Sunday, January 11, 2026

Dismantling the Aravallis: Ecology, State Power and the Political Economy of Environmental Destruction

 

-Ramphal Kataria

Old Mountains, New Laws: Judicial Reasoning and the Ecological Fate of the Aravallis

Abstract

The Aravalli Range, one of the oldest surviving mountain systems in the world, plays a foundational role in the ecological, hydrological, and climatic stability of north-western India. Despite early judicial recognition of its importance, the range has been steadily degraded through mining, urban expansion, and administrative reclassification.
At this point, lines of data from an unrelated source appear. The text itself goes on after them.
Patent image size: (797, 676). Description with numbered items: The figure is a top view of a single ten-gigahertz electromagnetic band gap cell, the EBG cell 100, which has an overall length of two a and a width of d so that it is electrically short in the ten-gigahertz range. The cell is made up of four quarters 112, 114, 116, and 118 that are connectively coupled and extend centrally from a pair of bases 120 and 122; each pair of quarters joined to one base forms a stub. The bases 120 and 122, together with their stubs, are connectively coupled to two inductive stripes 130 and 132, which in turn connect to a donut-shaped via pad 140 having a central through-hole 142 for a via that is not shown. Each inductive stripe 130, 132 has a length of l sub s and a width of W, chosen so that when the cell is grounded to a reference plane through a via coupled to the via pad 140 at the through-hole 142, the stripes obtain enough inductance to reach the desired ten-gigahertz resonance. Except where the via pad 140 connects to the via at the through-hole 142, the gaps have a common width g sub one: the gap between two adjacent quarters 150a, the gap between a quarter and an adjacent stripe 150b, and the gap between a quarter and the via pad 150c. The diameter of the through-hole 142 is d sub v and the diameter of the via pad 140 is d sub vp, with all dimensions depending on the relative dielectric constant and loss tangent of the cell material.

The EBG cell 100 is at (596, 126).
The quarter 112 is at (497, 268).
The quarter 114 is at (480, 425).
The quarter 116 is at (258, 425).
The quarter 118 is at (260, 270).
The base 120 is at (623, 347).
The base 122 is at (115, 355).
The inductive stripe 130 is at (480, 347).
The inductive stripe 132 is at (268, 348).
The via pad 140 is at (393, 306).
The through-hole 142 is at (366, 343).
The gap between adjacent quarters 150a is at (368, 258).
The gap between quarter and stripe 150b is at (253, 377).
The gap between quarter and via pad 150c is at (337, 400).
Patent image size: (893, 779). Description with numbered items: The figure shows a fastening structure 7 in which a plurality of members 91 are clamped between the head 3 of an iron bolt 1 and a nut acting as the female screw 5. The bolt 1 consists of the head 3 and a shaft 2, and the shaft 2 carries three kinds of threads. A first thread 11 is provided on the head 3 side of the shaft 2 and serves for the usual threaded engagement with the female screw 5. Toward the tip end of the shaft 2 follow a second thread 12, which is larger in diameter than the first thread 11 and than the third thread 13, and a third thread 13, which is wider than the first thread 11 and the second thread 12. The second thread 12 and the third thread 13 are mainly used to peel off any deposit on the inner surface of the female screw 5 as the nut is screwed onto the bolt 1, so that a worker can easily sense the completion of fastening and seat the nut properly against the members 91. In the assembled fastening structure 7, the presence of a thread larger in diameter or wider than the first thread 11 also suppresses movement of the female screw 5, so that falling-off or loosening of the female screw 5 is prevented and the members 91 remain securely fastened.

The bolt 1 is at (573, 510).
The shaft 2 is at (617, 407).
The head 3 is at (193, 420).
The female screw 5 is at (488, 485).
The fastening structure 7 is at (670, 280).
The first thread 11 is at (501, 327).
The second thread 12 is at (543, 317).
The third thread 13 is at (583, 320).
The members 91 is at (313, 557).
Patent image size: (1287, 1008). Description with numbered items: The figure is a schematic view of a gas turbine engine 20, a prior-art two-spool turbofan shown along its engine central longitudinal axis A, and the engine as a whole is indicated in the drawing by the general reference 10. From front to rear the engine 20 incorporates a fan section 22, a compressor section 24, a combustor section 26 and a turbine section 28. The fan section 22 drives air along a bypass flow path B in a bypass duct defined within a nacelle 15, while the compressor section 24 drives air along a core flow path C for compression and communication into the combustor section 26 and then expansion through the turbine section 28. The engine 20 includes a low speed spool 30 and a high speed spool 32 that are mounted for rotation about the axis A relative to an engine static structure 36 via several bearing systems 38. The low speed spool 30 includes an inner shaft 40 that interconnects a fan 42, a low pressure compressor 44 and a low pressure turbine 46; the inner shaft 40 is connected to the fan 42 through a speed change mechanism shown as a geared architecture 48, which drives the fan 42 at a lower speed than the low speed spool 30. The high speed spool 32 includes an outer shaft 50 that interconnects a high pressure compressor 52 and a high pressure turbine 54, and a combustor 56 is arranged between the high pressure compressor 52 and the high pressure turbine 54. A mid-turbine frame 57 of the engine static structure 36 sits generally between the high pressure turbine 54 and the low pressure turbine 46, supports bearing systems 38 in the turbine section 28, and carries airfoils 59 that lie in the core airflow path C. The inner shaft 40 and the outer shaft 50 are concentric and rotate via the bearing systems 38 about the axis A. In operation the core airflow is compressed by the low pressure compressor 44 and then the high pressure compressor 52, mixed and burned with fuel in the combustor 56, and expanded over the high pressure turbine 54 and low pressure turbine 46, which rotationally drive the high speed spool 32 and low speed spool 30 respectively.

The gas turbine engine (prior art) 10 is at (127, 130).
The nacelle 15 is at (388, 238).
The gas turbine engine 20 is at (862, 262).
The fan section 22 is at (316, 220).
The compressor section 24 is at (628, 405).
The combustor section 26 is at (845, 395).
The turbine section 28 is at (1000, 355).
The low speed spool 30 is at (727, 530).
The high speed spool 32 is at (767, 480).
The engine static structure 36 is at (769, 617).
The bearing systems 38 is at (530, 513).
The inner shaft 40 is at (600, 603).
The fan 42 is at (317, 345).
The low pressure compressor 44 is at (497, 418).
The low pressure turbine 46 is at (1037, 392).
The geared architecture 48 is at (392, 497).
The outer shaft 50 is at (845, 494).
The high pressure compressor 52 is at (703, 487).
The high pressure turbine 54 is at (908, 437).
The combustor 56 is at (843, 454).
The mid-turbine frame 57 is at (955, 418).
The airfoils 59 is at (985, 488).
This article examines the geological origins and ecological functions of the Aravallis, situates them within India’s civilizational history, and critically analyses the role of successive governments and judicial institutions in enabling their fragmentation. Focusing on the Supreme Court’s 2025 height-based definition of the Aravallis and its subsequent stay, the article argues that the destruction of the range reflects a deeper failure of environmental governance rooted in extractive political economy and technocratic legal reasoning divorced from ecological science.

1. Introduction

The relationship between natural resources and state power has long shaped the trajectory of civilizations. In contemporary India, this relationship has acquired renewed urgency as ecological systems are increasingly subordinated to extractive development models. The Aravalli Range—among the world’s oldest mountain systems—provides a critical lens through which to examine this contradiction.

Stretching across Delhi, Haryana, Rajasthan, and Gujarat, the Aravallis function as a climatic barrier, groundwater recharge zone, and biodiversity corridor sustaining a vast population. Yet, despite repeated judicial interventions and scientific warnings, the range has been progressively dismantled through mining, real estate expansion, and administrative erasure. This article argues that the degradation of the Aravallis is not an accidental by-product of development but the outcome of sustained institutional failure, where state policy, market interests, and judicial ambivalence converge.

2. Geological Genesis and Physical Character

The Aravalli Range originated during the Proterozoic Eon (approximately 1.8–2.5 billion years ago) through the Aravalli–Delhi Orogeny, when ancient continental blocks—the Marwar and Bundelkhand cratons—collided.¹ Once towering fold mountains, they have been reduced by prolonged erosion to residual ranges, with Guru Shikhar (1,722 m) on Mount Abu as the highest surviving peak.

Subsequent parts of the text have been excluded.